Canada could finally get ‘world price’ for oil after Alberta-B.C. agreement
Posted on Nov 8, 2013 in Mortgage Market Updates and NewsRepublish Reprint
A potential oil agreement between British Columbia and Alberta is very good news for Canada’s economy and currency, says the National Bank of Canada.
On Tuesday, the premiers of both provinces announced they had reached a ”framework agreement between the two provinces on moving energy resources to new markets.” The announcement is widely seen as laying the groundwork for pipelines to be built that would carry Alberta’s oil to the B.C. coast, where it can be shipped to Asian markets.
“The message to international investors is a powerful one — Canada will eventually have the ability to diversify its oil exports away from the U.S., and hence get a ‘world price’ for its products,” said Krishen Rangasamy, senior economist at National Bank.
The agreement between the two Western provinces is a long-term positive for the Canadian economy
Canadian oil currently trades at a discount to oil blends refined in other markets. A variety of factors have created that spread, including a lack of capacity to pump oil beyond the United States and an oil glut in the U.S. that has created less need for Canadian oil.
That has led to a US$40 gap between Western Canadian Select, the benchmark pricing for Canadian oil, and Western Texas Intermediate, the benchmark for U.S. oil.

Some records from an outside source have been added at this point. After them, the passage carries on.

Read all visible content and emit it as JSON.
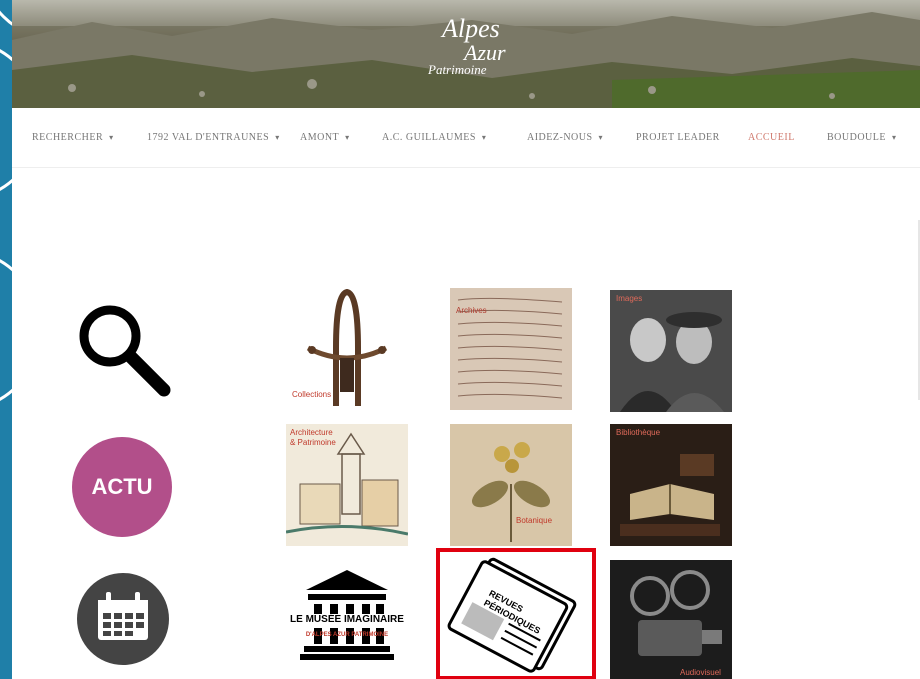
{
  "banner": {
    "logo_line1": "Alpes",
    "logo_line2": "Azur",
    "logo_line3": "Patrimoine"
  },
  "nav": {
    "items": [
      {
        "label": "RECHERCHER",
        "caret": "▾",
        "active": false
      },
      {
        "label": "1792 VAL D'ENTRAUNES",
        "caret": "▾",
        "active": false
      },
      {
        "label": "AMONT",
        "caret": "▾",
        "active": false
      },
      {
        "label": "A.C. GUILLAUMES",
        "caret": "▾",
        "active": false
      },
      {
        "label": "AIDEZ-NOUS",
        "caret": "▾",
        "active": false
      },
      {
        "label": "PROJET LEADER",
        "caret": "",
        "active": false
      },
      {
        "label": "ACCUEIL",
        "caret": "",
        "active": true
      },
      {
        "label": "BOUDOULE",
        "caret": "▾",
        "active": false
      }
    ]
  },
  "tiles": {
    "actu_label": "ACTU",
    "collections_label": "Collections",
    "archives_label": "Archives",
    "images_label": "Images",
    "architecture_label_1": "Architecture",
    "architecture_label_2": "& Patrimoine",
    "botanique_label": "Botanique",
    "bibliotheque_label": "Bibliothèque",
    "musee_line1": "LE MUSÉE IMAGINAIRE",
    "musee_line2": "D'ALPES AZUR PATRIMOINE",
    "revues_line1": "REVUES",
    "revues_line2": "PÉRIODIQUES",
    "audiovisuel_label": "Audiovisuel"
  },
  "colors": {
    "accent": "#d07a6e",
    "actu": "#b24f8a",
    "highlight": "#e0000f",
    "frame": "#1f7fa8"
  },
  "icons": [
    "search-icon",
    "calendar-icon"
  ]
}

“The shortage of pipeline capacity has cost our oil exporters dearly as they have been forced to accept rock bottom prices at the U.S. border, as evidenced by large oil spreads for WCS relative to other blends,” Mr. Rangasamy said.
The agreement, if it does lead to the building of pipelines, will help close that persistent gap. It will also be a huge boon for the Canadian economy, which hasn’t grown as fast as it possibly could because of lower oil prices.

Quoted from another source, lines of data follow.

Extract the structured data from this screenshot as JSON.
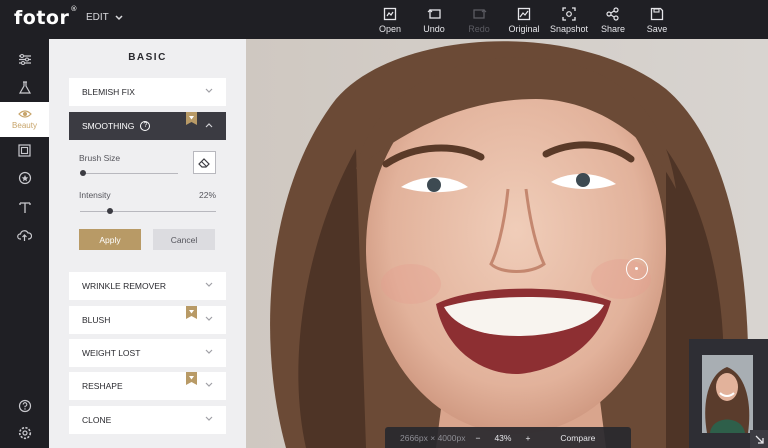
{
  "app": {
    "logo": "fotor",
    "logo_mark": "®",
    "edit_menu": "EDIT"
  },
  "toolbar": [
    {
      "label": "Open",
      "icon": "open-icon",
      "enabled": true
    },
    {
      "label": "Undo",
      "icon": "undo-icon",
      "enabled": true
    },
    {
      "label": "Redo",
      "icon": "redo-icon",
      "enabled": false
    },
    {
      "label": "Original",
      "icon": "original-icon",
      "enabled": true
    },
    {
      "label": "Snapshot",
      "icon": "snapshot-icon",
      "enabled": true
    },
    {
      "label": "Share",
      "icon": "share-icon",
      "enabled": true
    },
    {
      "label": "Save",
      "icon": "save-icon",
      "enabled": true
    }
  ],
  "rail": {
    "items": [
      "adjust-icon",
      "effects-icon",
      "beauty-icon",
      "frames-icon",
      "stickers-icon",
      "text-icon",
      "upload-icon"
    ],
    "active_label": "Beauty",
    "bottom": [
      "help-icon",
      "settings-icon"
    ]
  },
  "panel": {
    "title": "BASIC",
    "sections": [
      {
        "label": "BLEMISH FIX",
        "premium": false
      },
      {
        "label": "SMOOTHING",
        "premium": true,
        "open": true
      },
      {
        "label": "WRINKLE REMOVER",
        "premium": false
      },
      {
        "label": "BLUSH",
        "premium": true
      },
      {
        "label": "WEIGHT LOST",
        "premium": false
      },
      {
        "label": "RESHAPE",
        "premium": true
      },
      {
        "label": "CLONE",
        "premium": false
      }
    ],
    "smoothing": {
      "brush_size_label": "Brush Size",
      "brush_size_level": 0.0,
      "intensity_label": "Intensity",
      "intensity_value": "22%",
      "intensity_level": 0.22,
      "apply": "Apply",
      "cancel": "Cancel"
    }
  },
  "status": {
    "dimensions": "2666px × 4000px",
    "zoom_out": "−",
    "zoom": "43%",
    "zoom_in": "+",
    "compare": "Compare"
  },
  "colors": {
    "accent": "#b89a66",
    "dark": "#1f1f24",
    "panel": "#efeff1"
  }
}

“The agreement between the two Western provinces is a long-term positive for the Canadian economy and its currency, not only because it will reduce the spreads, but also because it makes foreign direct investment into the oil sands more likely,” Mr. Rangasamy said.
He expects the news will help drive the loonie higher next year, likely reaching parity with the U.S. dollar once again by the end of 2014.